German employment law will introduce new legislation bringing numerous changes in 2024 that HR managers should be aware of.

New legislation enters into force

The factors for calculating the levels in the social insurance system were adjusted on 1 January 2024. You can find the current rates and limits here. The statutory minimum wage was increased to €12.41. The annual earnings limit for mini-jobs (being a form of part-time employment allowing workers to earn a limited income without being subject to the usual full social security contributions) in 2024 has been raised to €6,456 (€538/month).

Since 7 December 2023, employees who are unable to work have been able to have their incapacity for work determined by telephone, similar to the position in the COVID-19 pandemic, provided that there are no severe symptoms and the patient is known to the doctor’s surgery. Sick leave by telephone is to be made permanent, with corresponding guidelines to be drawn up by the Federal Joint Committee by the end of January 2024.

According to the amended Accident Insurance Notification Ordinance (UVAV), notifications of accidents at work and occupational illnesses can now be submitted electronically to employers’ liability insurance associations and accident insurance funds from 1 January 2024. After a transitional period ending on 31 December 2027, digital reporting will then become mandatory for employers.

The German Supply Chain Due Diligence Act (LkSG) will also apply to companies with at least 1,000 employees from 1 January 2024. However, small and medium-sized companies are also indirectly affected, as the law requires large companies to ensure that their direct suppliers also comply with the requirements and address them along the supply chain. The Federal Office of Economics and Export Control (BAFA) has published guidance to support this.

From 1 April 2024, companies affected by accelerated structural change (demographics, digitalisation, decarbonisation) and the catch-up effects of the COVID-19 pandemic can be supported by a “qualification allowance” to retain employees in the company through additional training. According to the “Act to Strengthen the Promotion of Initial and Continuing Vocational Training” (Federal Law Gazette I No. 191 of 20 July 2023), employers can release employees for training, regardless of the size of the company, the employee’s age or qualifications, and receive a training allowance from the Federal Employment Agency during this time. Companies are therefore relieved of the burden of paying wages, but bear the costs of further training. To qualify for the training allowance, a significant proportion of the workforce must be in need of training as a result of structural change and there must be a company agreement or company-level collective agreement to this effect. The training allowance is paid regardless of the size of the company, the age or qualifications of the employees and is paid as compensation for 60% or 67% of the net wage lost as a result of the training.

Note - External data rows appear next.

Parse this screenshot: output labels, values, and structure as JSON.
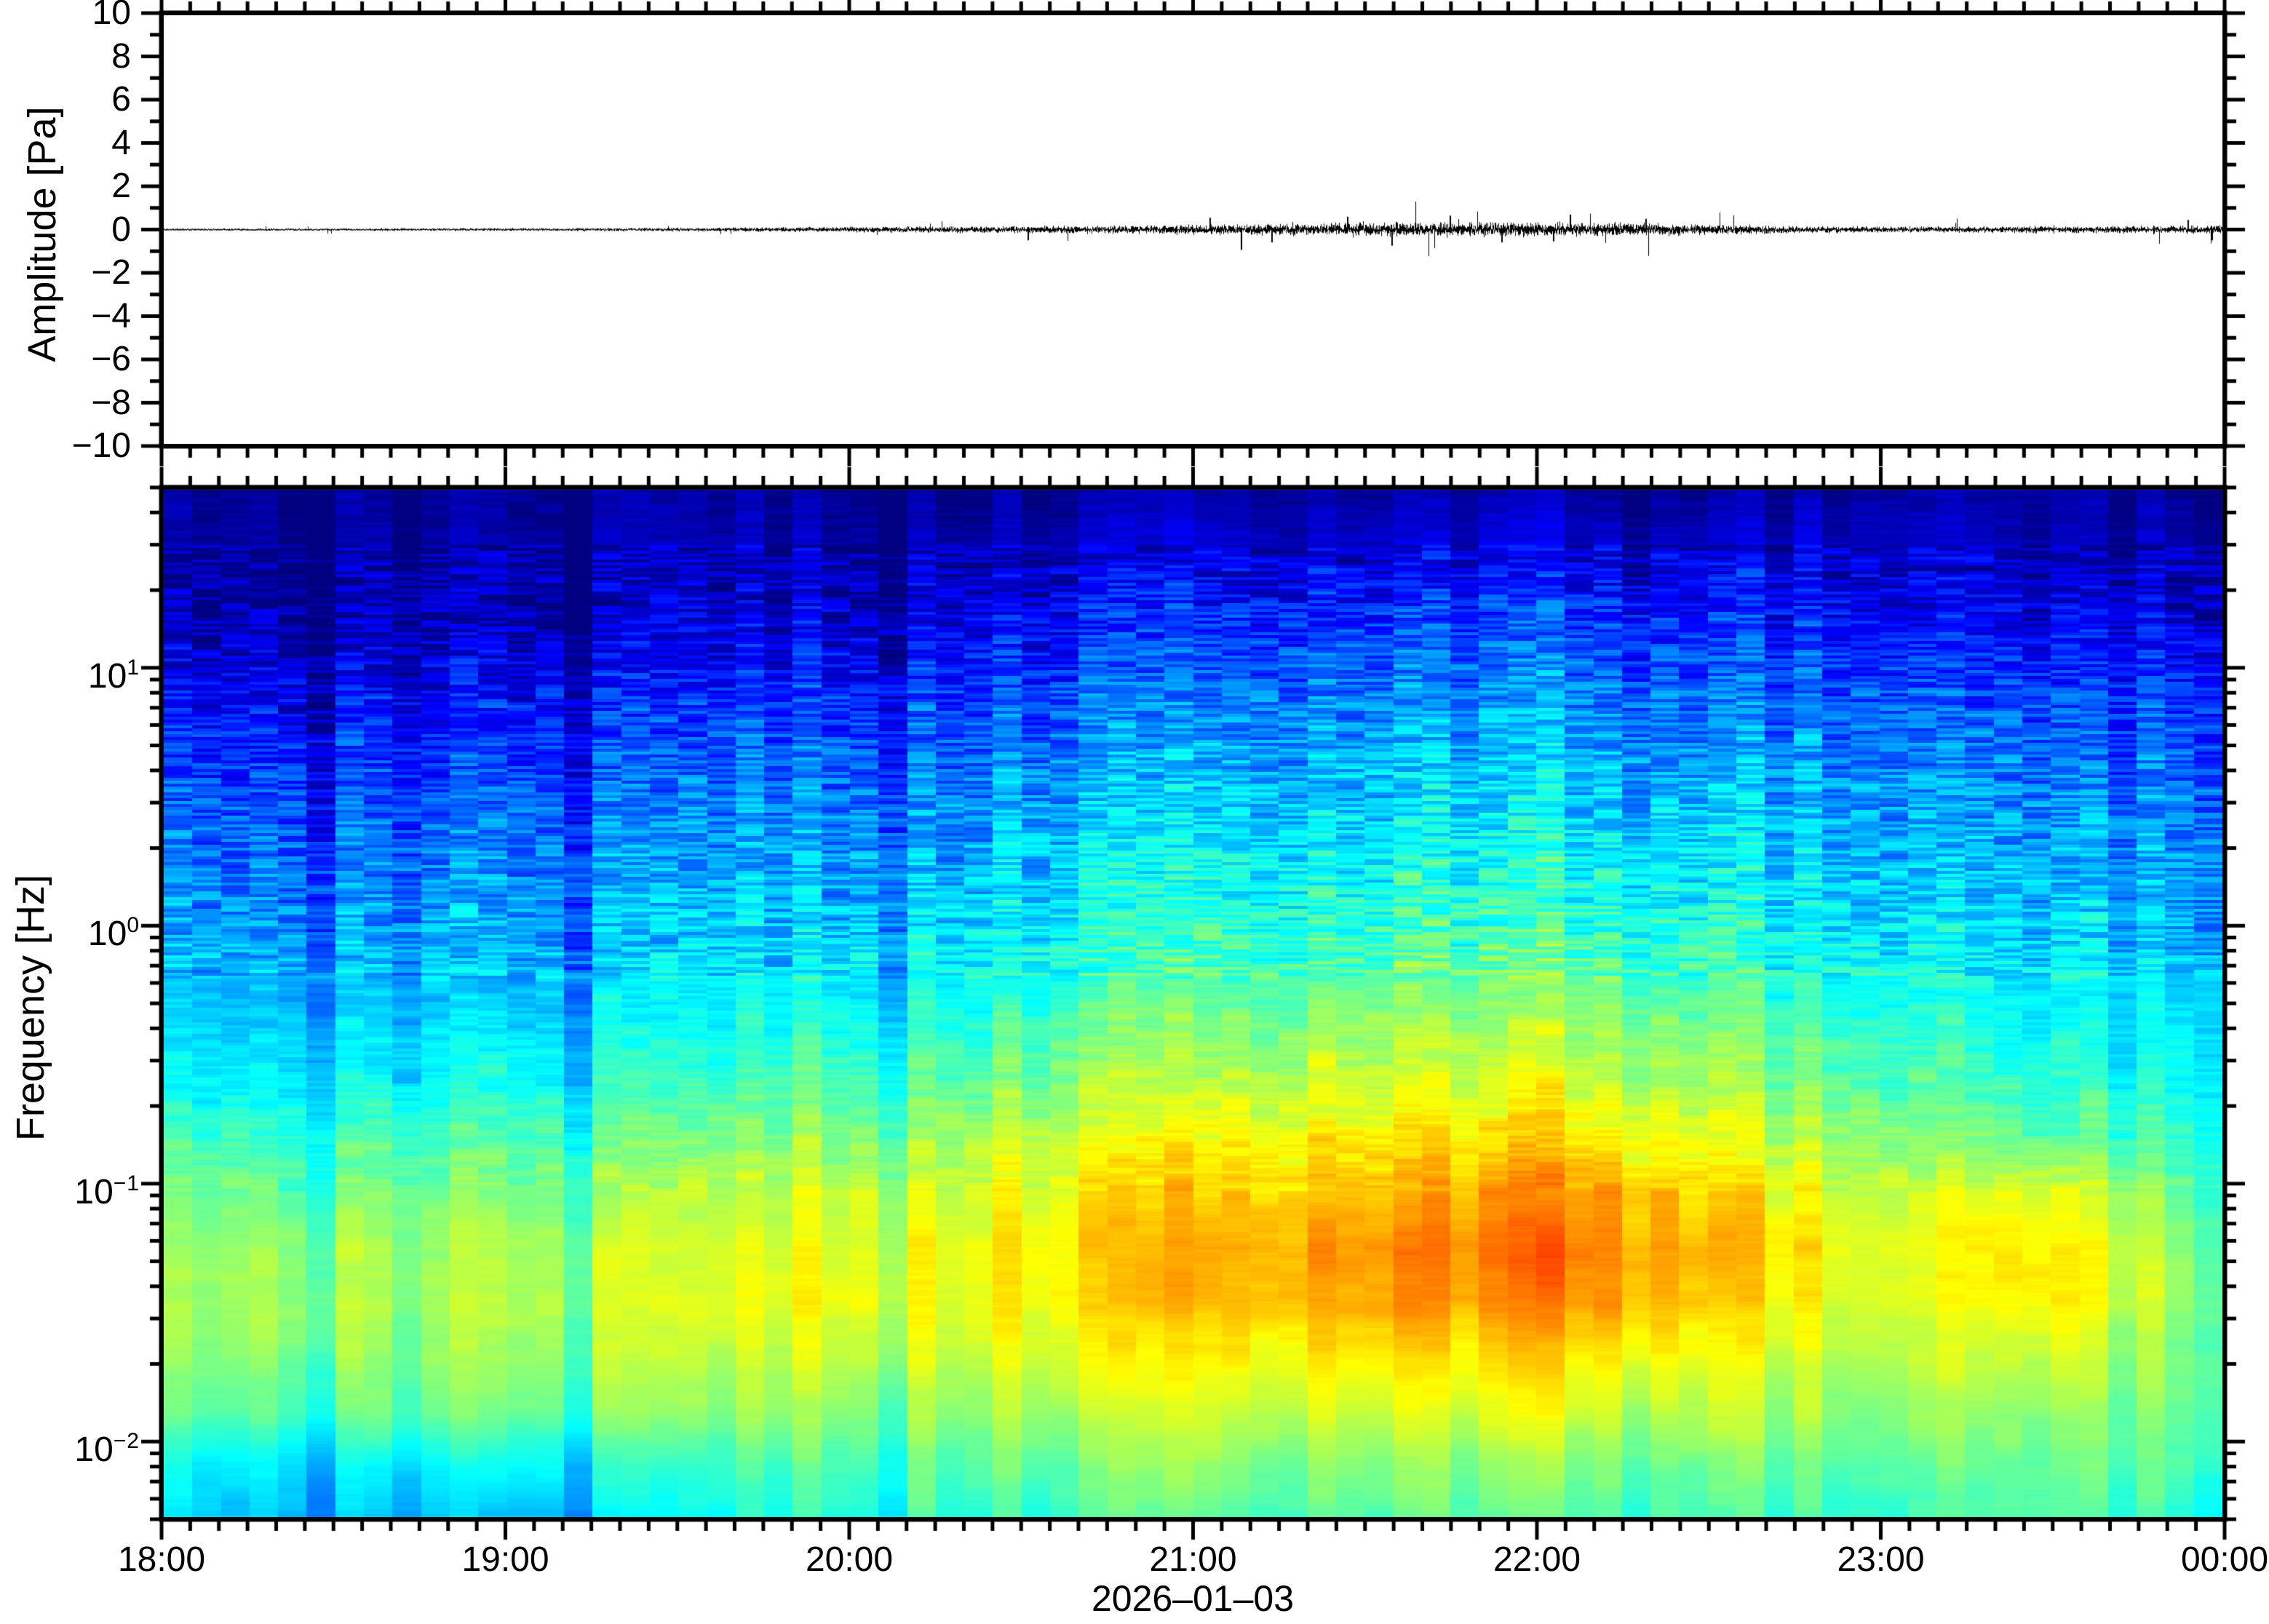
{
  "figure": {
    "background_color": "#ffffff",
    "frame_color": "#000000"
  },
  "time_axis": {
    "labels": [
      "18:00",
      "19:00",
      "20:00",
      "21:00",
      "22:00",
      "23:00",
      "00:00"
    ],
    "hours": [
      18,
      19,
      20,
      21,
      22,
      23,
      24
    ],
    "minor_tick_minutes": 5,
    "date_label": "2026–01–03"
  },
  "amplitude_axis": {
    "label": "Amplitude [Pa]",
    "tick_values": [
      10,
      8,
      6,
      4,
      2,
      0,
      -2,
      -4,
      -6,
      -8,
      -10
    ],
    "tick_labels": [
      "10",
      "8",
      "6",
      "4",
      "2",
      "0",
      "−2",
      "−4",
      "−6",
      "−8",
      "−10"
    ],
    "minor_step": 1,
    "range": [
      -10,
      10
    ]
  },
  "frequency_axis": {
    "label": "Frequency [Hz]",
    "base": "10",
    "tick_exponents": [
      "1",
      "0",
      "−1",
      "−2"
    ],
    "tick_exponent_values": [
      1,
      0,
      -1,
      -2
    ],
    "range_hz": [
      0.005,
      50
    ],
    "scale": "log"
  },
  "chart_data": [
    {
      "type": "line",
      "name": "infrasound-waveform",
      "ylabel": "Amplitude [Pa]",
      "ylim": [
        -10,
        10
      ],
      "x_hours_range": [
        18,
        24
      ],
      "line_color": "#000000",
      "envelope_hours": [
        18,
        18.5,
        19,
        19.5,
        19.8,
        20.2,
        20.6,
        21,
        21.2,
        21.5,
        22,
        22.3,
        22.6,
        22.8,
        23.2,
        23.5,
        24
      ],
      "envelope_pa": [
        0.045,
        0.05,
        0.055,
        0.07,
        0.09,
        0.12,
        0.15,
        0.18,
        0.22,
        0.26,
        0.28,
        0.26,
        0.18,
        0.13,
        0.12,
        0.14,
        0.16
      ],
      "spikes": [
        {
          "h": 20.52,
          "a": -0.5
        },
        {
          "h": 21.05,
          "a": 0.55
        },
        {
          "h": 21.14,
          "a": -0.95
        },
        {
          "h": 21.23,
          "a": -0.6
        },
        {
          "h": 21.45,
          "a": 0.6
        },
        {
          "h": 21.58,
          "a": -0.75
        },
        {
          "h": 21.75,
          "a": 0.65
        },
        {
          "h": 21.9,
          "a": -0.6
        },
        {
          "h": 22.05,
          "a": -0.55
        },
        {
          "h": 22.1,
          "a": 0.7
        },
        {
          "h": 22.32,
          "a": 0.5
        },
        {
          "h": 23.9,
          "a": 0.45
        },
        {
          "h": 23.97,
          "a": -0.5
        }
      ]
    },
    {
      "type": "heatmap",
      "name": "infrasound-spectrogram",
      "ylabel": "Frequency [Hz]",
      "xlabel": "2026–01–03",
      "colormap": "jet",
      "freq_range_hz": [
        0.005,
        50
      ],
      "time_bins_minutes": 5,
      "time_anchors_hours": [
        18,
        19,
        20,
        20.75,
        21.5,
        22.25,
        23,
        23.5,
        24
      ],
      "freq_rows_hz": [
        40,
        25,
        16,
        10,
        6.3,
        4,
        2.5,
        1.6,
        1,
        0.63,
        0.4,
        0.25,
        0.16,
        0.1,
        0.063,
        0.04,
        0.025,
        0.016,
        0.01,
        0.006
      ],
      "values_colormap_t": [
        [
          0.02,
          0.02,
          0.03,
          0.03,
          0.04,
          0.04,
          0.03,
          0.03,
          0.03
        ],
        [
          0.03,
          0.03,
          0.05,
          0.07,
          0.09,
          0.1,
          0.06,
          0.05,
          0.05
        ],
        [
          0.04,
          0.04,
          0.08,
          0.12,
          0.16,
          0.17,
          0.1,
          0.08,
          0.08
        ],
        [
          0.07,
          0.08,
          0.13,
          0.18,
          0.22,
          0.23,
          0.15,
          0.13,
          0.13
        ],
        [
          0.13,
          0.14,
          0.19,
          0.24,
          0.27,
          0.28,
          0.21,
          0.19,
          0.19
        ],
        [
          0.17,
          0.18,
          0.23,
          0.28,
          0.31,
          0.32,
          0.25,
          0.23,
          0.23
        ],
        [
          0.21,
          0.22,
          0.27,
          0.32,
          0.35,
          0.36,
          0.28,
          0.26,
          0.26
        ],
        [
          0.24,
          0.25,
          0.3,
          0.35,
          0.39,
          0.4,
          0.31,
          0.29,
          0.29
        ],
        [
          0.27,
          0.28,
          0.33,
          0.39,
          0.43,
          0.44,
          0.34,
          0.32,
          0.31
        ],
        [
          0.3,
          0.31,
          0.37,
          0.43,
          0.48,
          0.49,
          0.37,
          0.35,
          0.33
        ],
        [
          0.33,
          0.34,
          0.41,
          0.48,
          0.54,
          0.55,
          0.41,
          0.38,
          0.36
        ],
        [
          0.37,
          0.39,
          0.46,
          0.53,
          0.59,
          0.6,
          0.45,
          0.42,
          0.39
        ],
        [
          0.43,
          0.45,
          0.52,
          0.59,
          0.65,
          0.66,
          0.5,
          0.47,
          0.43
        ],
        [
          0.48,
          0.5,
          0.58,
          0.64,
          0.71,
          0.74,
          0.55,
          0.61,
          0.45
        ],
        [
          0.52,
          0.54,
          0.61,
          0.66,
          0.74,
          0.77,
          0.58,
          0.65,
          0.48
        ],
        [
          0.53,
          0.54,
          0.62,
          0.65,
          0.72,
          0.74,
          0.57,
          0.64,
          0.5
        ],
        [
          0.51,
          0.52,
          0.58,
          0.61,
          0.65,
          0.66,
          0.54,
          0.58,
          0.49
        ],
        [
          0.47,
          0.48,
          0.53,
          0.56,
          0.59,
          0.6,
          0.5,
          0.52,
          0.47
        ],
        [
          0.36,
          0.37,
          0.47,
          0.5,
          0.52,
          0.52,
          0.45,
          0.48,
          0.46
        ],
        [
          0.33,
          0.3,
          0.43,
          0.45,
          0.47,
          0.47,
          0.42,
          0.46,
          0.4
        ]
      ],
      "col_adjust": {
        "5": -0.04,
        "14": -0.05,
        "20": 0.04,
        "23": -0.03,
        "35": 0.04,
        "39": -0.03,
        "44": 0.05,
        "51": -0.07,
        "57": 0.03,
        "62": -0.05,
        "71": -0.04
      }
    }
  ]
}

The draft law on legal certainty in works council remuneration (Second Act to Amend the Works Constitution Act, BR-Drs. 564/23) is expected to come into force shortly. It is intended to clarify that the date on which the works council member takes up the position is to be used as the basis for determining which employees are a comparator to the works council member for determing the works council remuneration. If there is an objective reason, the comparative group can be redefined. In addition, the parties to the works council agreement can set out a procedure for determining comparable employees. In order to create more transparency, both the specification of comparability set out in the works agreement and any subsequent mutual agreement in writing between the employer and the works council can only be reviewed for gross errors. In addition, in line with case law, the draft legislation provides that there will be deemed to be no favouritism or discrimination with regard to the remuneration paid, if the works council member fulfils the conditions and criteria necessary to be awarded such remuneration and the determination is not based on an error of judgement.

So far, German lawmakers have been unable to agree on an amendment to the Working Hours Act that would remove the uncertainty surrounding the recording of working time. Employers have criticised the considerable additional work involved, and a draft bill leaked last spring did not provide any clarity. Concrete rules for recording working hours are not expected until the second quarter at the earliest.

As part of its digital strategy, the German government has announced that it will publish an Employee Data Protection Act to provide legal clarity for employers and employees and effectively protect the personal rights of employees. It remains to be seen whether and with what regulations this legislative proposal will be implemented.

The draft of the “Act on the introduction of a right to leave for the partner after the birth of a child and on the amendment of other laws in the area of family-related benefits” of March 2023 has also been postponed. Originally planned for January 2024, this Family Start Time Act was intended to grant partners paid leave of ten working days after the birth of a child without having to take annual leave or parental leave (§ 25a MuSchG-E).